For private businesses, this is found money. A delightful bonus, given to them by taxpayers, just for doing what they would be doing anyhow—namely, operating their business in a normal fashion. This is not an activity that needs or deserves to be subsidized by taxpayers. The solution to this is very simple: a federal law banning business subsidies that exist for no reason other than interstate competition. If no states were offering these bonuses, businesses would make their choices on normal business considerations, and taxpayers would save billions. The two sides of this story are very simple and clear cut. The government perspective:

"If you've got some states doing it, it's hard for the others not to do it," [former Illinois governor Jim] Edgar said. "It's like unilaterally disarming."

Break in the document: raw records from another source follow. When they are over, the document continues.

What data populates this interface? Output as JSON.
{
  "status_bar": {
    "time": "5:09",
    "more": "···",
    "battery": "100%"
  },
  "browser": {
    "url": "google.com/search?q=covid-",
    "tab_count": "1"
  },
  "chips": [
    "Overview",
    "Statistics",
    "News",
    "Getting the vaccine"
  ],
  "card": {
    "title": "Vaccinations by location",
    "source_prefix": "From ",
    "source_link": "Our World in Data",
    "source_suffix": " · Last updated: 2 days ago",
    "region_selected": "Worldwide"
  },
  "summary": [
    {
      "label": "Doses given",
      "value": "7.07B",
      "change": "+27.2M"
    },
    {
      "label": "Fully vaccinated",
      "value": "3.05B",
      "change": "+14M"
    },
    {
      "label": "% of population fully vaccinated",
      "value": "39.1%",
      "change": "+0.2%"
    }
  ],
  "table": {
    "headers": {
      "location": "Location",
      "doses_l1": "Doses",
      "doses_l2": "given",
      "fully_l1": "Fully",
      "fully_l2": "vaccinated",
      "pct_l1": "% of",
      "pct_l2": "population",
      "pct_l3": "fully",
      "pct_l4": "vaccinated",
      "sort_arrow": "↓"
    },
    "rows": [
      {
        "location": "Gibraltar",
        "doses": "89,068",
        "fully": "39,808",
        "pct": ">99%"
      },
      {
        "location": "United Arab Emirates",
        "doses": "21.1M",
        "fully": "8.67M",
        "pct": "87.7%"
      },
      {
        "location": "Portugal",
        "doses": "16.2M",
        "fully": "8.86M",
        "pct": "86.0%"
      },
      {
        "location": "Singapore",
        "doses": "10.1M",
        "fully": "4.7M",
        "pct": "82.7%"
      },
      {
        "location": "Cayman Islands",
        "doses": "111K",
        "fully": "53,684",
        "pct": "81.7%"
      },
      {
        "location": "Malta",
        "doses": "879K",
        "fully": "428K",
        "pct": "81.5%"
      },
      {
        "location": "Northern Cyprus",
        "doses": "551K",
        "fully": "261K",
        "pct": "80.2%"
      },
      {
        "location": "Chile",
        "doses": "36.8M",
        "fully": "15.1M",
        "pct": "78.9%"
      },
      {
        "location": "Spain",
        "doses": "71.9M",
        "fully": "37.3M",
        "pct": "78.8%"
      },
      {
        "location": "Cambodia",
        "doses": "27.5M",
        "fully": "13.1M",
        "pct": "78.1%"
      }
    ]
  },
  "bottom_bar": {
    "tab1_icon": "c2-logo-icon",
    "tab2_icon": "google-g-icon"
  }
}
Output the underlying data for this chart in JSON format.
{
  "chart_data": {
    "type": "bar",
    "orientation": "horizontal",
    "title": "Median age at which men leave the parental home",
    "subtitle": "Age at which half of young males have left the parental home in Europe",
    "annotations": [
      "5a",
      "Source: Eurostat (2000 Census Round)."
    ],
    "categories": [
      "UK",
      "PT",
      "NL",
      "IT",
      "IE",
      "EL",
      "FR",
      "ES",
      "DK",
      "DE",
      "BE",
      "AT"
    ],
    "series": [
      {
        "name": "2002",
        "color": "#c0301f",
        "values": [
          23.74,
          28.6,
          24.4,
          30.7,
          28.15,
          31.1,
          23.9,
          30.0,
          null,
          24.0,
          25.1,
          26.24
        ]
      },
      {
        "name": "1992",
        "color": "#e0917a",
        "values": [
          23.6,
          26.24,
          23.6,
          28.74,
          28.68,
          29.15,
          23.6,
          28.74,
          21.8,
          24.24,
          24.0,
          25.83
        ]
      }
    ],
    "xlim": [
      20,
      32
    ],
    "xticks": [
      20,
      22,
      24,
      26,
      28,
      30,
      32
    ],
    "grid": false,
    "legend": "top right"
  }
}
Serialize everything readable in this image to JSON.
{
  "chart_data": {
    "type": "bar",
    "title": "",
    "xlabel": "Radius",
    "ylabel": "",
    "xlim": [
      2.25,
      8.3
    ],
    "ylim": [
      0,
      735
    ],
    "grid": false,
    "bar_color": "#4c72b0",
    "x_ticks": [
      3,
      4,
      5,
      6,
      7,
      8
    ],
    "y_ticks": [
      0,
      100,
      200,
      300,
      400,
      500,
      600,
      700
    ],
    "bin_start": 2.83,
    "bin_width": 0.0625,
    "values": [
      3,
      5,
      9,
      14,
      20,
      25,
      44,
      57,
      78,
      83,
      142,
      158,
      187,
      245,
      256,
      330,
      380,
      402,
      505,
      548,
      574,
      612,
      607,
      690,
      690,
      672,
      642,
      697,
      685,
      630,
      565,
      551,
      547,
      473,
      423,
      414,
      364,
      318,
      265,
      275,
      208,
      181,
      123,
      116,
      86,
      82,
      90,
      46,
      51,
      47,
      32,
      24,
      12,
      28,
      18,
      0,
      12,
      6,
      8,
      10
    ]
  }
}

And the business perspective:

"I know people like to blame the industry for taking advantage of the incentives, but you go back to what your fiduciary responsibility is to the stockholders," [former GM executive Marilyn] Nix said. "As long as you've got people that are willing to better the deals, the management owes it to their stockholders to try to get the best economic deal that they can."

If businesses know the money is available, they will do everything to can to get it. That is what corporations do. They do not care about the general public good. They care about their bottom line. Likewise, if states know that other states are offering subsidies, they will do it also. That is what state governments do. They do not care about the general public good. They care about the good of the citizens of their state. They will happily work to make citizens of other states unemployed, if it benefits their own citizens.

"The business community" is always wiling to carry on about its patriotism and good citizenship. Here is a chance for them to prove it. They can start by paying their taxes, rather than taking our tax money.

This is why we have a federal government. Ban this scam. Draw the law carefully and clearly, and ban it. And hire some teachers.